Another of my flights was on a rather large Canadian carrier, and it left me shaking my head. We were flying from Nova Scotia to Newfoundland on a new Embraer 190. It was miserable outside, low clouds, fog and a constant rain. We boarded the aircraft on time, and sat at the gate for about 15 minutes. The captain came on the intercom to tell us that they were having some problems with the flight controls and that they were working to resolve the issue. He also said that they were going to power down the aircraft for 8 minutes and then bring everything back up. (It sounded like they were trying to reboot a computer or something, but eight minutes seemed like a long time). Fourty five minutes later the captain told us they had sorted the problems out and that we were finally departing.

We were pushed away from the gate and then each engine was started and began to spool up. We sat for about ten minutes on the apron then the captain came back on the intercom and said that they were having the same problems again with the flight controls and that we were getting pushed back to the gate. It seems that the aircraft does an automatic flight control test to make sure that everything is working as expected, but the flight control self test system kept throwing out error codes.

The captain then went on to point out that a lack of flight control was a very serious matter, and that if you took a poll of pilots and asked each of them which they'd rather lose on take off, an engine or the flight controls, every pilot would choose to lose the engine, as the aircraft cannot be controlled without the flight controls working properly. (His words not mine). Even the non aviation folks on board could see the rather simple logic of his statement, I just shook my head. The passengers were starting to become worried, I could see it in their faces.

We were towed back to the gate, then we sat there for another hour or so as various maintenance people gathered in the cockpit, some of them left only to return a few minutes later. Another aircraft reboot, (eight more minutes without power or AC) then suddenly an announcement by the captain that he "thought" that the problems had been resolved and that we would be departing momentarily and that the cabin crew should prepare the cabin for departure. Again his words not mine!

This latest announcement cause some interesting conversations amongst my fellow passengers. I thought that one of the main jobs a pilot has was to instill confidence in the safety of the aircraft and crew, this latest announcement did the exact opposite. Basically he told us earlier that the loss of the flight control is extremely serious... and now he's telling us that he "thinks" it's fixed, so we're leaving. I remember one person commenting that this was their first test flight.
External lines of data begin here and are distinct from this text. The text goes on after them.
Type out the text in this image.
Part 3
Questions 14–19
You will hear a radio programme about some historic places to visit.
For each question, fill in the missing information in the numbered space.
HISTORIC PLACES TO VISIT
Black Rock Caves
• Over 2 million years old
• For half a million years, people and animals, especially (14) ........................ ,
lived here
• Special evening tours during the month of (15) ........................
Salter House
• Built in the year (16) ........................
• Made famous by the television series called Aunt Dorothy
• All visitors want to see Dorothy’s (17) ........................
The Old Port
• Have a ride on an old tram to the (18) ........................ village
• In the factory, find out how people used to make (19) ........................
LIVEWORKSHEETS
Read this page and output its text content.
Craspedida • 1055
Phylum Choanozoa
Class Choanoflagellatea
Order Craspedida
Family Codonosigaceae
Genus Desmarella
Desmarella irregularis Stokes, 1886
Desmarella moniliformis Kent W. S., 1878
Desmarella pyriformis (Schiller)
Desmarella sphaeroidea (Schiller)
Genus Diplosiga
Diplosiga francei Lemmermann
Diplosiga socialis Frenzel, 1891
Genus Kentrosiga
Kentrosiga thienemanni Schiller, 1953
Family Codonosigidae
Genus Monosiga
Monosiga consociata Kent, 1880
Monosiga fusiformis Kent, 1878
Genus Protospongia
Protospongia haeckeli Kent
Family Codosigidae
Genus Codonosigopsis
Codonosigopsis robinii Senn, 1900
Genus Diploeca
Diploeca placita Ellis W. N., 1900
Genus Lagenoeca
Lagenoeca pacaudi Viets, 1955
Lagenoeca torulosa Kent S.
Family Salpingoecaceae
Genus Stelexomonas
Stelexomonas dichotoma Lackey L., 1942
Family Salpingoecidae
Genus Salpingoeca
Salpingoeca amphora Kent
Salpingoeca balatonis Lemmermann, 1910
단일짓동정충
My travelling companion tried to lighten up the mood a bit and leaned forward (he was in the row behind me) to ask me if it was true that it's better to lose an engine then the flight controls? I replied that the aircraft that I fly only has one engine to begin with and I rather lose it then my flight controls... but that he shouldn't worry since we only need about half on them working anyways. We taxied into position and immediately took off without any further announcements from the cockpit.

The flight itself went well and after the first few minutes of silence the people around me started to relax again. I found out later from some of the people in the office that I was visiting that they had also been delayed in the past with this very same issue on same type of aircraft.

Obviously I made it home in one piece...ahh the joys of flying.